In Buzenberg’s mind, if Kenen and Sharpe had included such
information it would been like apologizing for illegal
activity.
Finally, there is the claim that I am “insinuating that
the Center was somehow used by our esteemed board member Arianna
Huffington or a mental health activist to attack Eli Lilly and
Mitch Daniels.” Buzenberg goes on to assert: “The Center is not —
and never has been — a pen for hire. We are nonpartisan
investigative news organization and we follow the facts wherever
they lead.”
First, I was not insinuating but asking a question: How
did the reporters get to Ellen Liversidge, a “mental health
activist” with ties to Scientology-based groups and Peter Breggin.
I speculate, given Huffington’s long and persistent attention to
Eli Lilly, her crusade against psychiatric medications, and the
fact that the Huffington Post was a platform for people
that shared her views, that perhaps Huffington or Breggin suggested
Liversidge to Kenen and Sharpe. Indeed, the reporters do not
mention Liversidge’s groups, an odd omission since telling her
story is at the core of her “activism.” As for CPI’s “esteemed”

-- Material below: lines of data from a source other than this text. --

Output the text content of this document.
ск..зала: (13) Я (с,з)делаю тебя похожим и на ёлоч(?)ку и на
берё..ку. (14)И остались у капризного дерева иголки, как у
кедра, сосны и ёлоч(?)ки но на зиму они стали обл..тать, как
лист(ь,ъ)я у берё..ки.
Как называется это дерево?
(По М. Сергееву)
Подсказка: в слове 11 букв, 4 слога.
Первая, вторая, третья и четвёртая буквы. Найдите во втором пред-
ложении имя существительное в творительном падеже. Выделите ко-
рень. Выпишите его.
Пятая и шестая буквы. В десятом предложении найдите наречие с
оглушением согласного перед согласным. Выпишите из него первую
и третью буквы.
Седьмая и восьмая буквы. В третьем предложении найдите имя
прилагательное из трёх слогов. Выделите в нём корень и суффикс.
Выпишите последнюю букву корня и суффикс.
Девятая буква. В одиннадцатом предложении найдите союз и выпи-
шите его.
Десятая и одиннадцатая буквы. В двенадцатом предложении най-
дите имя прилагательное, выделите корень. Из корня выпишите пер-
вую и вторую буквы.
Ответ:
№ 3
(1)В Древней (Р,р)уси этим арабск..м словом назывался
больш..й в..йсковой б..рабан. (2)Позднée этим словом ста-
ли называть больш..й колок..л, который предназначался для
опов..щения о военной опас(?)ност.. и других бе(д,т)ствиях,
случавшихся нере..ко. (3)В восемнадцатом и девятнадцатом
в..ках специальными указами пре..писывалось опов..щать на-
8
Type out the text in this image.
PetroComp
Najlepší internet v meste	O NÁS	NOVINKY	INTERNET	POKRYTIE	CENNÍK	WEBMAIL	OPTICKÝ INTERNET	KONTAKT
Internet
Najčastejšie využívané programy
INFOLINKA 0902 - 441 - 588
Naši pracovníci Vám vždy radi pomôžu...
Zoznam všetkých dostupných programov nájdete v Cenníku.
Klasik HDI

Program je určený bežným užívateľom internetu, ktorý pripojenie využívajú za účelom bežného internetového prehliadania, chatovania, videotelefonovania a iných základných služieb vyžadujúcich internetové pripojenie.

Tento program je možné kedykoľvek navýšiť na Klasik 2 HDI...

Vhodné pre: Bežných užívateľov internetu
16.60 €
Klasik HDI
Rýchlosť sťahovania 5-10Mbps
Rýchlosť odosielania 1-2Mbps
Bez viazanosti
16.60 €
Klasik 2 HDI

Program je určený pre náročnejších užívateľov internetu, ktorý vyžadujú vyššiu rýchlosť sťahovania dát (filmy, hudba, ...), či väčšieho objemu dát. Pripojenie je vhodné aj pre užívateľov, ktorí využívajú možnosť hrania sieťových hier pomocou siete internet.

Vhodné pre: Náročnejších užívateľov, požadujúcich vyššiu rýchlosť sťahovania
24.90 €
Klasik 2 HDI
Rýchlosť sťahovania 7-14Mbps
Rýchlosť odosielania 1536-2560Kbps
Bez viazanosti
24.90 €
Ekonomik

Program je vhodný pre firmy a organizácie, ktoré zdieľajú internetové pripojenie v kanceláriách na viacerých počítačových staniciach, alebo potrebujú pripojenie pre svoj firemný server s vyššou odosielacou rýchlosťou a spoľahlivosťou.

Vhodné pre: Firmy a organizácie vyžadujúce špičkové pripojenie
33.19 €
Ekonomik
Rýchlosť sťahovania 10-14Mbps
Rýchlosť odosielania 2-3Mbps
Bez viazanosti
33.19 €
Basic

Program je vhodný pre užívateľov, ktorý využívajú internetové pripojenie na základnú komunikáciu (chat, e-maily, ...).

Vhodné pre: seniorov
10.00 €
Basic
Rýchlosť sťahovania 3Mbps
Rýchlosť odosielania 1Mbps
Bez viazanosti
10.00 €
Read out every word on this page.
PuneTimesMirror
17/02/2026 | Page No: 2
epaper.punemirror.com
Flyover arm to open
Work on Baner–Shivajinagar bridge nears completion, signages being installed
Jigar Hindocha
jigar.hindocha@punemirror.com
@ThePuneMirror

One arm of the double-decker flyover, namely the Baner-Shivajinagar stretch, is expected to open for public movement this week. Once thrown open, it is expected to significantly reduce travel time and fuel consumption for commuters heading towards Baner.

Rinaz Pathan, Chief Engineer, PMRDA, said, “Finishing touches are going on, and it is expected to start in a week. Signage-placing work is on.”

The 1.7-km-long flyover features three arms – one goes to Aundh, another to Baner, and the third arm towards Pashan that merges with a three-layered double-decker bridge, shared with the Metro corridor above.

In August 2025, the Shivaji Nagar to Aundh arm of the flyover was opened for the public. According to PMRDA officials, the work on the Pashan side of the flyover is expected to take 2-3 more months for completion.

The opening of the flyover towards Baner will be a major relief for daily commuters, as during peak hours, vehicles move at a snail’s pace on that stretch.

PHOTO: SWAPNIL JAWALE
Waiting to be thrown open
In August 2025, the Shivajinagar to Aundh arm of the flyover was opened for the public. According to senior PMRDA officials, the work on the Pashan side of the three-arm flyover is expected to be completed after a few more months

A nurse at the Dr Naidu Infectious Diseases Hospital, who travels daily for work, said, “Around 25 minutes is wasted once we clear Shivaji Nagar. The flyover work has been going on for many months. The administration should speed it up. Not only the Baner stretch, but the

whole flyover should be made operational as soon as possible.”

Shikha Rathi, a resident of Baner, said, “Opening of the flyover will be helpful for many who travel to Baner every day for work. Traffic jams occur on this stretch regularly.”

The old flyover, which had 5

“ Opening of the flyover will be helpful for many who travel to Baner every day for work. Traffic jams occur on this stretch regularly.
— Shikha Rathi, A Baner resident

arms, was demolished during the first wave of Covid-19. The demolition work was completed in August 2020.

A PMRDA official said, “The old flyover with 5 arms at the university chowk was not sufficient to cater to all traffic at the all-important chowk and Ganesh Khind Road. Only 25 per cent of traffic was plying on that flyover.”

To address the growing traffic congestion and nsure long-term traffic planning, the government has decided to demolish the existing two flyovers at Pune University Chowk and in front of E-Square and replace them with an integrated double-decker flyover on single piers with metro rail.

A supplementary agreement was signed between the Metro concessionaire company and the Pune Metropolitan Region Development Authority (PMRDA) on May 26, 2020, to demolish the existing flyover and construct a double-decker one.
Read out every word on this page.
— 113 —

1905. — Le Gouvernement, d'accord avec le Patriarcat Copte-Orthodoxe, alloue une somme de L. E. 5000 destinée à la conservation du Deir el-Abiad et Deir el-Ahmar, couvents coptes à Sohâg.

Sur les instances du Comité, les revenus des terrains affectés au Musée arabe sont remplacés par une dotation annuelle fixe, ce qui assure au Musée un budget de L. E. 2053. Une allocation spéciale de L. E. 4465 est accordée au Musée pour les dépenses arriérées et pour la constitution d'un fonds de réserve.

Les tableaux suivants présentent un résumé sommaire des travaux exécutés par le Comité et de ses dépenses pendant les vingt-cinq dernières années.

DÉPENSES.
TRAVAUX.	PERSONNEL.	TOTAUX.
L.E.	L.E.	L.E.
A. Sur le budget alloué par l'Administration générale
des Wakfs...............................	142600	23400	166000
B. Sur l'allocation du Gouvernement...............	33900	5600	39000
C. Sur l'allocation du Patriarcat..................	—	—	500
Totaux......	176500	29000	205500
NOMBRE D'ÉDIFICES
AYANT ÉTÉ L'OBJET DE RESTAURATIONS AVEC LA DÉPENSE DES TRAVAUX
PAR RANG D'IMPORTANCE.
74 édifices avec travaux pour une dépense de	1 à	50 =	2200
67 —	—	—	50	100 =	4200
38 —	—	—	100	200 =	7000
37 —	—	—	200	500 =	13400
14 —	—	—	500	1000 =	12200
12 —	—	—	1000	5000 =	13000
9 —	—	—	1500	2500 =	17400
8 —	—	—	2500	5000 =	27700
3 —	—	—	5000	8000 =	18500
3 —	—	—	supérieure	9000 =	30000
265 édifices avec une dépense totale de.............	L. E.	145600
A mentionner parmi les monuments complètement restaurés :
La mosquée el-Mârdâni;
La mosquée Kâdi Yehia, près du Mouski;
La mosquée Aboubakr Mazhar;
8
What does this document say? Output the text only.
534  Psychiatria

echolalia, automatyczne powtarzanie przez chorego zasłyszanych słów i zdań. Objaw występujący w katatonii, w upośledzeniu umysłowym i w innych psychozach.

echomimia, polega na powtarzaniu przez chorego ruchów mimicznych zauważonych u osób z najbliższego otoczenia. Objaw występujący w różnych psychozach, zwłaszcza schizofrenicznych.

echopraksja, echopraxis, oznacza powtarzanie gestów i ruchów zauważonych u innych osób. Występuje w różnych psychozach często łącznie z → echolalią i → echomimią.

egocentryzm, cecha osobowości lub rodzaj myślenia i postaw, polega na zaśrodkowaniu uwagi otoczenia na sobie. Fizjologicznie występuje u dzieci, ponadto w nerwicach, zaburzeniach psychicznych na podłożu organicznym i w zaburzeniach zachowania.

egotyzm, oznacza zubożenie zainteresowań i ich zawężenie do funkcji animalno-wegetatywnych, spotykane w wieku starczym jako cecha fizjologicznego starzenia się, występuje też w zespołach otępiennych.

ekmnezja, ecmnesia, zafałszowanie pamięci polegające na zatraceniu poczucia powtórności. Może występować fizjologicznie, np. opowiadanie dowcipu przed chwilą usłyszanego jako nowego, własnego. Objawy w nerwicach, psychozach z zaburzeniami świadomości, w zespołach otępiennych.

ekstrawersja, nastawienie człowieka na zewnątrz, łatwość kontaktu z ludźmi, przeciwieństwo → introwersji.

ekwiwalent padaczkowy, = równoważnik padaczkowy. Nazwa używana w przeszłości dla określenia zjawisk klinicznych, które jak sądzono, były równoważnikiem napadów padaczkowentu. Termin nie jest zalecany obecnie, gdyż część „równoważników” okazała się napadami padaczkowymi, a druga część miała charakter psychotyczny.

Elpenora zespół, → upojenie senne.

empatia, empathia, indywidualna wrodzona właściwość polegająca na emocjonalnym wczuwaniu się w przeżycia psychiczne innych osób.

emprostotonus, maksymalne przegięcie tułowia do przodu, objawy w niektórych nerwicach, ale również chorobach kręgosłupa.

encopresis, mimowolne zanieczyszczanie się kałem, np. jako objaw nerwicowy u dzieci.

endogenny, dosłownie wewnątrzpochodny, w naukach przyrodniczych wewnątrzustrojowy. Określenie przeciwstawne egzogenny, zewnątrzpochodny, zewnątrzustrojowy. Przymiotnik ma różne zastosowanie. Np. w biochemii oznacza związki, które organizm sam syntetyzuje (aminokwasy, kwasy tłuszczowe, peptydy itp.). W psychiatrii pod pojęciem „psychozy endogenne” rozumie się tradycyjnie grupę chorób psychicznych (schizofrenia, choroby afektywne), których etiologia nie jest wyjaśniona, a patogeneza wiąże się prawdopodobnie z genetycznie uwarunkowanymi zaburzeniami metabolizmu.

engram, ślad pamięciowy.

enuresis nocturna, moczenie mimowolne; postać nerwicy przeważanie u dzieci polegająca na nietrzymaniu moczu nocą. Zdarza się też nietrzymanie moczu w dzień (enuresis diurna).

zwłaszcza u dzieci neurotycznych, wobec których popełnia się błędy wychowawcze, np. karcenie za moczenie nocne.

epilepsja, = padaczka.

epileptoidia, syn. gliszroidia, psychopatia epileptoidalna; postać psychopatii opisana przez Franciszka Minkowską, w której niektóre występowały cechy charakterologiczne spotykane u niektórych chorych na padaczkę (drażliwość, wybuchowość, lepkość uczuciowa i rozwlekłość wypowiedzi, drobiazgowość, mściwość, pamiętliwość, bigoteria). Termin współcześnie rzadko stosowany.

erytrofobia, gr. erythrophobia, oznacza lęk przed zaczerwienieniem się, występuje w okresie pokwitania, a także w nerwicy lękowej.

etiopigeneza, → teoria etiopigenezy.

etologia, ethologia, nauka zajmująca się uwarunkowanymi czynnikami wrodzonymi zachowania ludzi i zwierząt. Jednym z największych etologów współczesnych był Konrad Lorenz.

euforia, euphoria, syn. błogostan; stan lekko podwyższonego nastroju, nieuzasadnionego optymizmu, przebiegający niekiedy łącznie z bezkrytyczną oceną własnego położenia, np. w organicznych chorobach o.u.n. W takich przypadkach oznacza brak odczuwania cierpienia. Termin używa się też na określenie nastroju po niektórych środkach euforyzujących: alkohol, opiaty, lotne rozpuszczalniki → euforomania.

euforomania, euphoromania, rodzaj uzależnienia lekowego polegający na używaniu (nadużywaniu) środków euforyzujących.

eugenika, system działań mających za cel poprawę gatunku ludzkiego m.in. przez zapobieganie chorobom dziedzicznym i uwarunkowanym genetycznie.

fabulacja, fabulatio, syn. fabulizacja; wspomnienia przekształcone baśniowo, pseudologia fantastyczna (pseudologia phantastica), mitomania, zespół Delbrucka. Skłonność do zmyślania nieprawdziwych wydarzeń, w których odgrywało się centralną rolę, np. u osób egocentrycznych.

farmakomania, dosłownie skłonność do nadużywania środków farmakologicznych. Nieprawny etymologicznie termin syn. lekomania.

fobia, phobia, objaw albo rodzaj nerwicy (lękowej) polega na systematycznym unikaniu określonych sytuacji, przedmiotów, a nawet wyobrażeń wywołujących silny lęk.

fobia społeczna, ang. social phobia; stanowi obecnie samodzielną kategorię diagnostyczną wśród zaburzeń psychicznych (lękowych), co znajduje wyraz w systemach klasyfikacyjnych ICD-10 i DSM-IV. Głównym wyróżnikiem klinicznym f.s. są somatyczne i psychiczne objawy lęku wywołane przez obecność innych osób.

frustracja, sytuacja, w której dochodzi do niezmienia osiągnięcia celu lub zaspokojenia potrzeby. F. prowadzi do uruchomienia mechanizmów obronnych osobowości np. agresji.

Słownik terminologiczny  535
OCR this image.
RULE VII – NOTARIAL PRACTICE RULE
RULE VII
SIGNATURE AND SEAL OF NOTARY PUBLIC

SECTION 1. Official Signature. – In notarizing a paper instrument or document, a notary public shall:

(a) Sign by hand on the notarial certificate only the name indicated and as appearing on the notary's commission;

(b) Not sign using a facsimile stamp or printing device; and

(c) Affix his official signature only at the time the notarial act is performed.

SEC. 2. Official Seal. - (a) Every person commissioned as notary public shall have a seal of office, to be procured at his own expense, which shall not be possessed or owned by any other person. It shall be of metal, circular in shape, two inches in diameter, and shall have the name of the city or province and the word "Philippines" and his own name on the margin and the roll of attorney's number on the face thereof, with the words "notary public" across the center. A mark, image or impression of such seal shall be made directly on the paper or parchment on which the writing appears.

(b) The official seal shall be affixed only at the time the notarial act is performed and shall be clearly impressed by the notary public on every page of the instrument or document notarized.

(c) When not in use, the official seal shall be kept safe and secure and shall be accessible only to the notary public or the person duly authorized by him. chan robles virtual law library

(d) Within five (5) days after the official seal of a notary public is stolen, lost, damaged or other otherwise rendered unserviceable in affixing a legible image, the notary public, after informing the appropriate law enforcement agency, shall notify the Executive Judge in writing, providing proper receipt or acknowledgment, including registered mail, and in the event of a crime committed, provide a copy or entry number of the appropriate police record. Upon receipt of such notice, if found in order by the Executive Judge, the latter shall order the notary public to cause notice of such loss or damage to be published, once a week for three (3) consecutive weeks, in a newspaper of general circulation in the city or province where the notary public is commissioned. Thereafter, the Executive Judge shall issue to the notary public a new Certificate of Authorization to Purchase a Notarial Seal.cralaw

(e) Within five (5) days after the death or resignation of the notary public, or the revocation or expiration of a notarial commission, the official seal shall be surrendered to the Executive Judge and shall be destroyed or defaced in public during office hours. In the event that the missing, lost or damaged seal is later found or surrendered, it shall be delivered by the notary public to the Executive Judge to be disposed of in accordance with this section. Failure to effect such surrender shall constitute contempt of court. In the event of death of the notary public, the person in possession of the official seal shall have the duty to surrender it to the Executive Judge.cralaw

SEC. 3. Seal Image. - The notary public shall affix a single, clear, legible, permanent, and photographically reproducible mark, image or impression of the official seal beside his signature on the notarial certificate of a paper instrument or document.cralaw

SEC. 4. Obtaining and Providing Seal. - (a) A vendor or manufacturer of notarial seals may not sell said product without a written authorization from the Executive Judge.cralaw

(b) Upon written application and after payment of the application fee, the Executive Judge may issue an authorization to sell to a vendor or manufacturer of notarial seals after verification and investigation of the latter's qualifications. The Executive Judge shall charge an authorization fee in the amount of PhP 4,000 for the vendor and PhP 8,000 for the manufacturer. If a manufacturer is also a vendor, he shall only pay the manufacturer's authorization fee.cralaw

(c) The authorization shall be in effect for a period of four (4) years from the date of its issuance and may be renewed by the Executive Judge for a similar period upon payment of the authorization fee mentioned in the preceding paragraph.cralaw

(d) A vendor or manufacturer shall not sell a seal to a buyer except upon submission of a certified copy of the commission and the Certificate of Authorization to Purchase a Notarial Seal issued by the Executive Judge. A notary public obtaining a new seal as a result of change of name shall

board member, her role in undermining confidence in vaccines and
prescription drugs is worth a full article and then
some.
I don’t believe the Center is a pen for hire. I do believe
it has an ideological agenda and a sense of righteous entitlement
that colors its reporting.
CHURCH ORGANS
Re: Christopher Orlet’s Something
Is Sacred:
This is an excellent article. I have watched the integrity
of Church music go to hell-in-a-hand-basket for years. I spent 32
years of my life as a classical musician. I studied the history and
performance of great music from the greatest masters with the most
noted masters still living at the time. I won world competitions
for performing classical music (three in all) and performed with
most of the major symphonies of the world as a soloist. Too few
people have experienced the spiritual lifting of music written for
God by these great masters of the past and those living today. No
rock ‘n roll, country, blues, bluegrass, or anything that stinks of
pop culture can glorify God and the Trinity. God gave us the great
masters and the arrogant ignorant ignore them. I listen to the
oldest known music written for Christian worship often. It lifts my
spirit and faith every time without fail. Pieces thought to be
written in the 10th century such as “The Play of Daniel,” or
Gregorian Chant will always deliver us at the foot of the Father
and shower us with His Spirit.
What a shame most reading this letter will have no idea of
what I wrote.
“Broadly speaking, the short words are the best, and the
old words best of all.” —Winston Churchill
— Jim Cunningham
Fort Eustis,
Virginia
While I am greatly saddened by the fate of my colleagues
at the Wicks Organ Company, the organ has hardly been “finished
off.” As you may be aware, navigating the economic storm of the
last several years has been a challenge for many firms in many
industries. Trends in church music be what they may, and the
economy notwithstanding, there are firms that have substantial
backlogs of work. Our firm currently has more than two years of
work on the books and we will continue to do the same work we have
done since 1893. Building fine pipe organs.